Signing of Paris accord vital to tame warming


The world is holding its breath ahead of epochal event on April 22 at the United Nations in New York, where global leaders are expected to sign the landmark Paris accord adopted at a UN summit in December last year to limit global warming. The day, interestingly, is also World Earth Day. The event will be closely watched by global firms responsible for tens of trillions of dollars in investments. They have urged the world’s leading economies to sign the pact.
Seven organisations that represent over 400 investment funds sent a letter to the leaders of G20 nations calling on them “to sign the Paris Agreement”. This puts huge responsibility on major players to lead the world in curbing global warming.
“The early entry into force of the Agreement will send an important signal to investors that governments are translating into concrete action the momentous political will represented by the adoption of the Paris Agreement,” the investors’ letter says. Even though 195 nations sealed the world’s first global climate deal in December, the agreement should be signed and ratified before it can take effect. It calls for capping global warming under two degrees Celsius (3.6 degrees Fahrenheit) above pre-industrial levels.
Poor countries and island states at high risk of climate change effects such as sea-level rise and drought had earnestly called for cap at 2 degree Celsius amid doubts of scientists that on current greenhouse-gas emission rates, the world is heading for a 4 C warmer world.
To prove the scientists’ scepticism, last month was hottest March in modern times — a sign that indicates the pace of global warming is accelerating.
To arrest global warming, there must be a balance between emissions from human activities such as energy production and farming, and the amount that can be
captured by carbon-absorbing “sinks” such as forests or carbon storage technology.
It is incumbent on the developed countries, which have polluted for longer, and have the technology, to take the lead with absolute emissions cuts. The rich countries are also required to provide support for developing nations’ shift to renewable energy. If they provide funding to help developing countries make the costly shift to green energy and shore up defences against climate change impacts, the battle against global warming could be won.

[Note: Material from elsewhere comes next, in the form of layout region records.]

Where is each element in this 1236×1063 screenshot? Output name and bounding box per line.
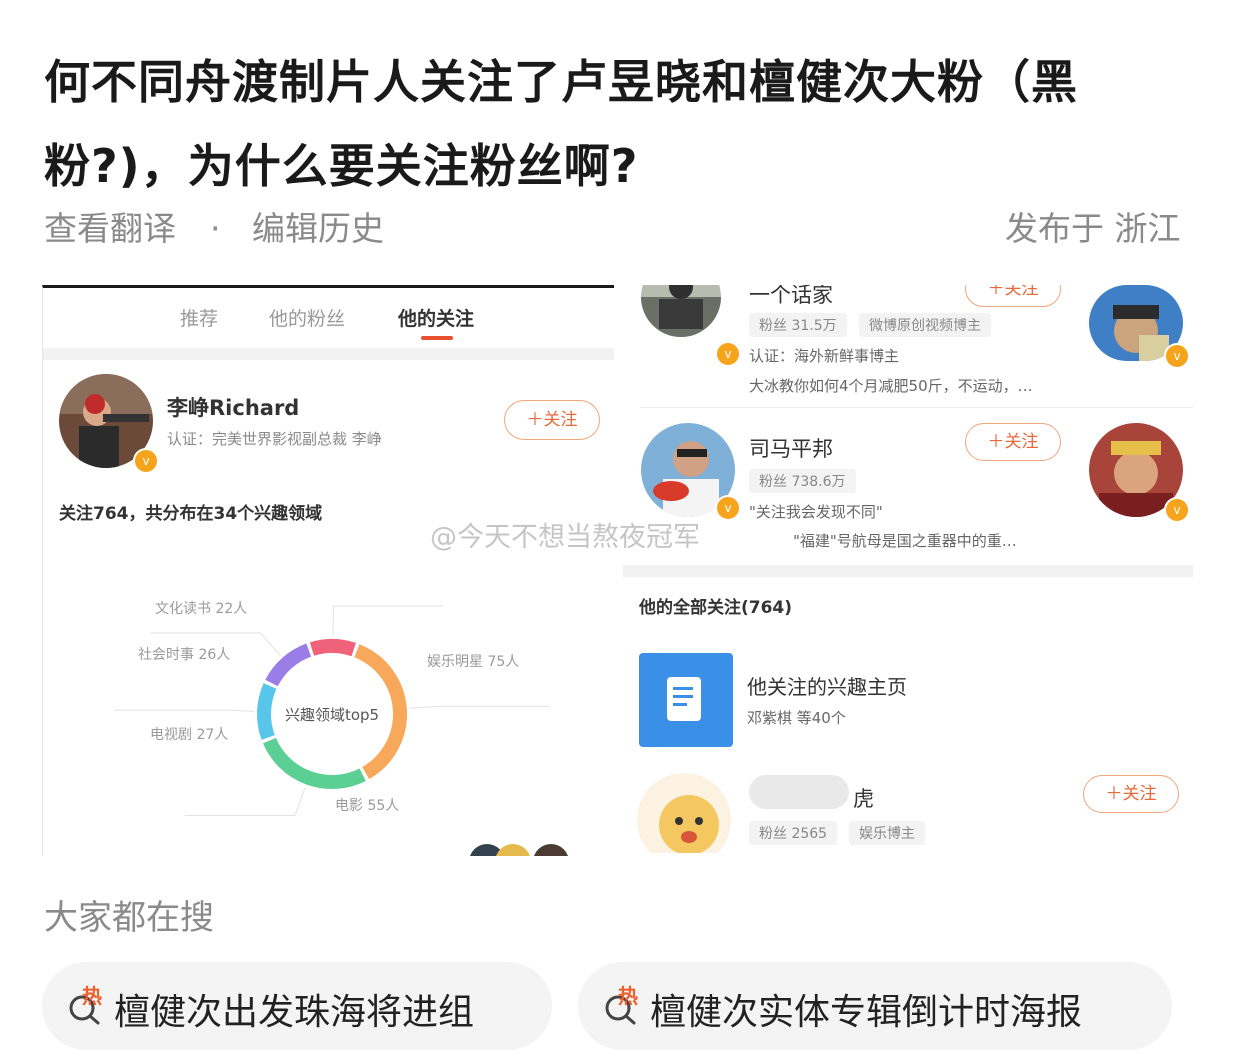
- document-icon[interactable]: [639, 653, 733, 747]
- follow-button[interactable]: ＋关注: [965, 423, 1061, 461]
- donut-slice-1: [263, 737, 366, 789]
- follow-button[interactable]: ＋关注: [504, 400, 600, 440]
- active-tab-indicator: [421, 336, 453, 340]
- hot-search-item[interactable]: 热 檀健次实体专辑倒计时海报: [578, 962, 1172, 1050]
- watermark: @今天不想当熬夜冠军: [430, 522, 700, 553]
- follow-button[interactable]: ＋关注: [965, 285, 1061, 307]
- donut-label-culture: 文化读书 22人: [155, 601, 248, 617]
- verified-badge-icon: v: [1164, 497, 1190, 523]
- donut-label-tv: 电视剧 27人: [150, 727, 229, 743]
- hot-search-title: 大家都在搜: [44, 898, 214, 938]
- donut-slice-4: [309, 639, 356, 657]
- user-desc: 大冰教你如何4个月减肥50斤，不运动，…: [749, 377, 1033, 395]
- donut-leader-line: [332, 605, 444, 637]
- hot-badge: 热: [82, 984, 102, 1008]
- follow-button[interactable]: ＋关注: [1083, 775, 1179, 813]
- divider: [641, 407, 1193, 408]
- verified-badge-icon: v: [715, 495, 741, 521]
- blurred-name: [749, 775, 849, 809]
- donut-label-movie: 电影 55人: [335, 798, 400, 814]
- verified-badge-icon: v: [1164, 343, 1190, 369]
- all-following-header: 他的全部关注(764): [639, 598, 793, 618]
- donut-label-society: 社会时事 26人: [138, 647, 231, 663]
- meta-separator: ·: [210, 209, 221, 248]
- user-name[interactable]: 虎: [853, 783, 874, 813]
- view-translation-link[interactable]: 查看翻译: [44, 206, 176, 252]
- fans-count: 粉丝 2565: [749, 821, 838, 845]
- divider-band: [43, 348, 614, 360]
- user-desc: "福建"号航母是国之重器中的重…: [793, 532, 1017, 550]
- donut-leader-line: [114, 709, 255, 712]
- avatar[interactable]: [641, 285, 721, 337]
- hot-search-label: 檀健次出发珠海将进组: [114, 992, 475, 1033]
- donut-slice-3: [265, 643, 312, 687]
- user-tag: 微博原创视频博主: [859, 313, 991, 337]
- user-verification: 认证：海外新鲜事博主: [749, 347, 900, 365]
- avatar: [495, 844, 531, 856]
- interest-page-title[interactable]: 他关注的兴趣主页: [747, 671, 907, 700]
- right-screenshot: v 一个话家 ＋关注 粉丝 31.5万 微博原创视频博主 认证：海外新鲜事博主 …: [623, 285, 1193, 853]
- fans-count: 粉丝 738.6万: [749, 469, 856, 493]
- verified-badge-icon: v: [715, 341, 741, 367]
- tab-his-following[interactable]: 他的关注: [398, 304, 474, 331]
- hot-search-item[interactable]: 热 檀健次出发珠海将进组: [42, 962, 552, 1050]
- user-verification: "关注我会发现不同": [749, 503, 883, 521]
- avatar[interactable]: [637, 773, 731, 853]
- donut-center-title: 兴趣领域top5: [284, 706, 380, 724]
- published-location: 发布于 浙江: [1005, 209, 1181, 248]
- avatar: [533, 844, 569, 856]
- donut-label-entertainment: 娱乐明星 75人: [427, 654, 520, 670]
- user-name[interactable]: 司马平邦: [749, 433, 833, 463]
- user-tag: 娱乐博主: [849, 821, 925, 845]
- profile-name[interactable]: 李峥Richard: [167, 392, 299, 422]
- edit-history-link[interactable]: 编辑历史: [252, 206, 384, 252]
- hot-search-label: 檀健次实体专辑倒计时海报: [650, 992, 1083, 1033]
- donut-leader-line: [409, 705, 550, 709]
- user-name[interactable]: 一个话家: [749, 285, 833, 309]
- hot-badge: 热: [618, 984, 638, 1008]
- tab-recommend[interactable]: 推荐: [180, 304, 218, 331]
- follow-summary: 关注764，共分布在34个兴趣领域: [59, 504, 323, 524]
- interest-page-sub: 邓紫棋 等40个: [747, 709, 846, 727]
- verified-badge-icon: v: [133, 448, 159, 474]
- tab-his-fans[interactable]: 他的粉丝: [269, 304, 345, 331]
- donut-leader-line: [184, 787, 306, 816]
- left-screenshot: 推荐 他的粉丝 他的关注 v 李峥Richard 认证：完美世界影视副总裁 李峥…: [42, 285, 614, 856]
- profile-verification: 认证：完美世界影视副总裁 李峥: [167, 430, 382, 448]
- fans-count: 粉丝 31.5万: [749, 313, 847, 337]
- question-title: 何不同舟渡制片人关注了卢昱晓和檀健次大粉（黑粉?)，为什么要关注粉丝啊?: [44, 55, 1078, 193]
- divider-band: [623, 565, 1193, 577]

In 2009, the rich countries pledged $100 billion (88 billion euros) a year to help the developing countries shift to green energy. The amount must be updated by 2025. Indeed challenges still loom large. Even if every oil, gas or coal-burning engine in the world were switched off tomorrow, lingering molecules of carbon pollution in the atmosphere would continue pushing temperatures up.
Sadly, a technology for sucking CO2 out of the air is well beyond our reach. Worse still, the global economy simply cannot be weaned off fossil fuels quickly enough.
Yet, there is a silver lining. Energy-related carbon emissions stalled for the second year in a row, while renewable energy capacity grew a record 8.3
percent, according to the International Renewable Energy Agency (IRENA).
Further, Peabody Energy, the largest US coal miner, filed for bankruptcy last week in the latest defeat for a sector battered by competition from cheap natural gas and a push for cleaner energy. Besides, number one carbon polluter China reported two consecutive years of falling coal consumption and invested a record $111 billion in clean energy in 2015.
To tighten the grip, companies, investors, universities, governments, insurers and banks have been withdrawing investments in fossil-fuel projects.
Other measures such as imposing tax on carbon emissions, pulling out of fossil fuel investments, imposing emissions standards for industry, subsidising renewable energy and protecting CO2-absorbing forests could advance the cause.
The signing of Paris Agreement on Friday will speed up action, rally efforts, and create more awareness to stop an environmental catastrophe.